Step 3: Find the square roots of $3 - 6\sqrt{6}i$

Notice that $3 - 6\sqrt{6}i$ is the complex conjugate of $3 + 6\sqrt{6}i$. Since the square roots of $3 + 6\sqrt{6}i$ are $\pm(3 + \sqrt{6}i)$, the square roots of $3 - 6\sqrt{6}i$ are $\pm(3 - \sqrt{6}i)$. ${\left( {3 - 6\sqrt{6}i} \right)^{{1 \over 2}}} = \pm \left( {3 - \sqrt{6}i} \right)$ Using the property of complex conjugates avoids redundant calculations.

Step 4: Evaluate the expression considering the relationship between the square roots

Let $A = {\left( {3 + 6\sqrt{6}i} \right)^{{1 \over 2}}}$ and $B = {\left( {3 - 6\sqrt{6}i} \right)^{{1 \over 2}}}$. Then $A \in \{ (3 + \sqrt{6}i), -(3 + \sqrt{6}i) \}$ and $B \in \{ (3 - \sqrt{6}i), -(3 - \sqrt{6}i) \}$. We need to find the possible values of $A - B$. Consider $A^2B^2 = (3+6\sqrt{6}i)(3-6\sqrt{6}i) = 9 + 36(6) = 9 + 216 = 225$. Thus $AB = \pm 15$.

Let $w_1 = 3 + \sqrt{6}i$ and $w_2 = 3 - \sqrt{6}i$. Then $w_1 w_2 = (3 + \sqrt{6}i)(3 - \sqrt{6}i) = 9 + 6 = 15$.

Case 1: $AB = 15$

• If $A = w_1 = (3 + \sqrt{6}i)$, then $B = w_2 = (3 - \sqrt{6}i)$. Then $A - B = (3 + \sqrt{6}i) - (3 - \sqrt{6}i) = 2\sqrt{6}i$.
• If $A = -w_1 = -(3 + \sqrt{6}i)$, then $B = -w_2 = -(3 - \sqrt{6}i)$. Then $A - B = -(3 + \sqrt{6}i) - (-(3 - \sqrt{6}i)) = -2\sqrt{6}i$.

Case 2: $AB = -15$

• If $A = w_1 = (3 + \sqrt{6}i)$, then $B = -w_2 = -(3 - \sqrt{6}i)$. Then $A - B = (3 + \sqrt{6}i) - (-(3 - \sqrt{6}i)) = 6$.
• If $A = -w_1 = -(3 + \sqrt{6}i)$, then $B = w_2 = (3 - \sqrt{6}i)$. Then $A - B = -(3 + \sqrt{6}i) - (3 - \sqrt{6}i) = -6$.

Therefore, the possible values of the expression are $2\sqrt{6}i, -2\sqrt{6}i, 6, -6$.

The constraint on $AB$ is crucial for finding the correct values.

Step 5: Identify the possible imaginary parts and compare with options

The possible values of the expression are $2\sqrt{6}i$, $-2\sqrt{6}i$, $6$, and $-6$. The imaginary parts are $2\sqrt{6}$, $-2\sqrt{6}$, $0$, and $0$.

Comparing with the options: (A) $-2\sqrt{6}$ (B) $6$ (C) $\sqrt{6}$ (D) $-\sqrt{6}$

Option (A) is one of the possible imaginary parts.

Common Mistakes & Tips

• Sign Errors: Be careful with signs when simplifying complex numbers and finding square roots.
• Independent Square Roots: Avoid treating the square roots as completely independent.
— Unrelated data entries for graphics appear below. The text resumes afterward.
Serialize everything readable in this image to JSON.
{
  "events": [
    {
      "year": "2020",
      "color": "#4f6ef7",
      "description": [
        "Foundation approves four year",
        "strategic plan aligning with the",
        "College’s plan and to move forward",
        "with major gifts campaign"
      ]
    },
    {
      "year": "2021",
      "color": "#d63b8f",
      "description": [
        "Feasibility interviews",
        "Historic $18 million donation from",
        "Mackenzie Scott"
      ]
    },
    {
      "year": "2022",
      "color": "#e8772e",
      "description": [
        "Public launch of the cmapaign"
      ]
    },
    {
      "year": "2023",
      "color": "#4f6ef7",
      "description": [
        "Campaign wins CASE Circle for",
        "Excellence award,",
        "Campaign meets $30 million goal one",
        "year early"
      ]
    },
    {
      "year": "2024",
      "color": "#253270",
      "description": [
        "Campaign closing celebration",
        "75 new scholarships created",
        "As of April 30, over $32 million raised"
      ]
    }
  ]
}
The product of the terms inside the square roots provides a constraint.
• Complex Conjugates: Utilizing complex conjugates can save time and effort.

Summary

We simplified the complex numbers, found their square roots using algebraic manipulation and the conjugate property, and then considered the constraint on the product of the square roots to determine the possible values of the expression. The imaginary part of the expression can be $-2\sqrt{6}$.

The final answer is \boxed{-2\sqrt{6}}, which corresponds to option (A).